Future of Fine Dine in India

With increasing urbanisation in India, the rise in disposable incomes among select but sizeable pockets of urban Indian society during the last decade-and-a-half, growing overseas travel among upwardly mobile Indians, what is the future of fine dine in India is a question that has been at the back of many a restaurateurs’ minds.

 “India is a budding market for fine dining and has a long way to go in terms of launching its own restaurant star classification. In India people prefer stand-alone casual dining restaurants as compared to fine dining restaurants, on a regular basis. Fine dining is approached only when there is a special occasion,” averred Kumar.

“However, this will gradually change as the spending power of individuals is increasing and people’s interests in exploring culinary options is also on the rise in India,” Kumar maintained.

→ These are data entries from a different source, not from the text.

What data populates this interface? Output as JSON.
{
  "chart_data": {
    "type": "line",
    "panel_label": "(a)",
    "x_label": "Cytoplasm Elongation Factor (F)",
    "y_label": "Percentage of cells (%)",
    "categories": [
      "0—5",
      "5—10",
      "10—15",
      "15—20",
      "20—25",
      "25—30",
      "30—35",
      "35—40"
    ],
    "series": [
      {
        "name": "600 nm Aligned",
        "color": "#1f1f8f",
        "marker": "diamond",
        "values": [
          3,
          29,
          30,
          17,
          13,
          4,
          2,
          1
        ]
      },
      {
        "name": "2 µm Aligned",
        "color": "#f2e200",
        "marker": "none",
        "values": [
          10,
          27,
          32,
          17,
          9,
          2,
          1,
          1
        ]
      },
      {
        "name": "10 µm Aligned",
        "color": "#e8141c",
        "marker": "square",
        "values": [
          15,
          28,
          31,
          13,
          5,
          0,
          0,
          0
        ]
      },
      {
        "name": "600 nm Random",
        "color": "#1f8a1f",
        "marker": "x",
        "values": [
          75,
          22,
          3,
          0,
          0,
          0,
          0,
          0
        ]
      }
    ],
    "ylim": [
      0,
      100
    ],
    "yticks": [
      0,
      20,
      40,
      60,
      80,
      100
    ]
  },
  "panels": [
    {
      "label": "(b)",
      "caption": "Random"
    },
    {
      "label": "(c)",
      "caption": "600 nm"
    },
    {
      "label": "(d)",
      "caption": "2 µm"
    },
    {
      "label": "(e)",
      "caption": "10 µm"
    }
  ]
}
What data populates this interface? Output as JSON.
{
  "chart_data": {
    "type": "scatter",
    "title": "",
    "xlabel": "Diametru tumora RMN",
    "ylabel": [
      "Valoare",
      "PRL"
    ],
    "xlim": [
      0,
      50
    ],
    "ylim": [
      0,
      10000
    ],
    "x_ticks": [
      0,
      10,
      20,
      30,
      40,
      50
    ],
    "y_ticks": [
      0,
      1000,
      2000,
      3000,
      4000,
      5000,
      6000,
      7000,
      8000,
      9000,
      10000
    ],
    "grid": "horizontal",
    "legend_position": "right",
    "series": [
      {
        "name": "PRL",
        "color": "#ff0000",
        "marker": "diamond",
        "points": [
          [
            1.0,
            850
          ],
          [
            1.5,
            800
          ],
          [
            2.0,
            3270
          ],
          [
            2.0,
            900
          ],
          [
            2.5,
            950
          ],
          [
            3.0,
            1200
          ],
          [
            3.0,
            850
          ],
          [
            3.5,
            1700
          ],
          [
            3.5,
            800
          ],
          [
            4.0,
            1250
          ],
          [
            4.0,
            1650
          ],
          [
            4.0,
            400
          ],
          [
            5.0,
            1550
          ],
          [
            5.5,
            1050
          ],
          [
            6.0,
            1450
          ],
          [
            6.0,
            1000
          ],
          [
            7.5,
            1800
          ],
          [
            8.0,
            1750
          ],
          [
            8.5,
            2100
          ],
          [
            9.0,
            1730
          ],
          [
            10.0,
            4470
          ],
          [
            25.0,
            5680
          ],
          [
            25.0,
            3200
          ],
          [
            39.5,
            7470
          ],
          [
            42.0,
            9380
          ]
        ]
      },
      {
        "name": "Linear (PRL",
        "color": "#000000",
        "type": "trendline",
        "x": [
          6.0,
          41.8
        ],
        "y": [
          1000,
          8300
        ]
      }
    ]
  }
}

 “Extensive use of international gourmet ingredients in Indian cuisine for preparing delectable flavours is on a rise,” stated Oshtori. This trend would give a momentum to fine dining in India. 

“The discerning urban customers in India are more open to fine dine which has seen a huge thrust in the last few years. Having said that, the future of fine dining in the country is bright, and has more room for international brands to set shop,” pointed out Oshtori.

 “Fine dining in India still has a long way to go and is in a place that needs to be further explored by consumers and providers. Based on consumer trends and preferences that would develop over the next couple of years, providers of fine dining in the country would also have to explore innovative ways of taking such experiences to customers,” summed up Khanna.

So we can summarise that the fine dining scenario in India shows lots of promise, but at the same time the scenario is in a developing stage, with potential of lots of new colours and creativity to emerge in the years to come.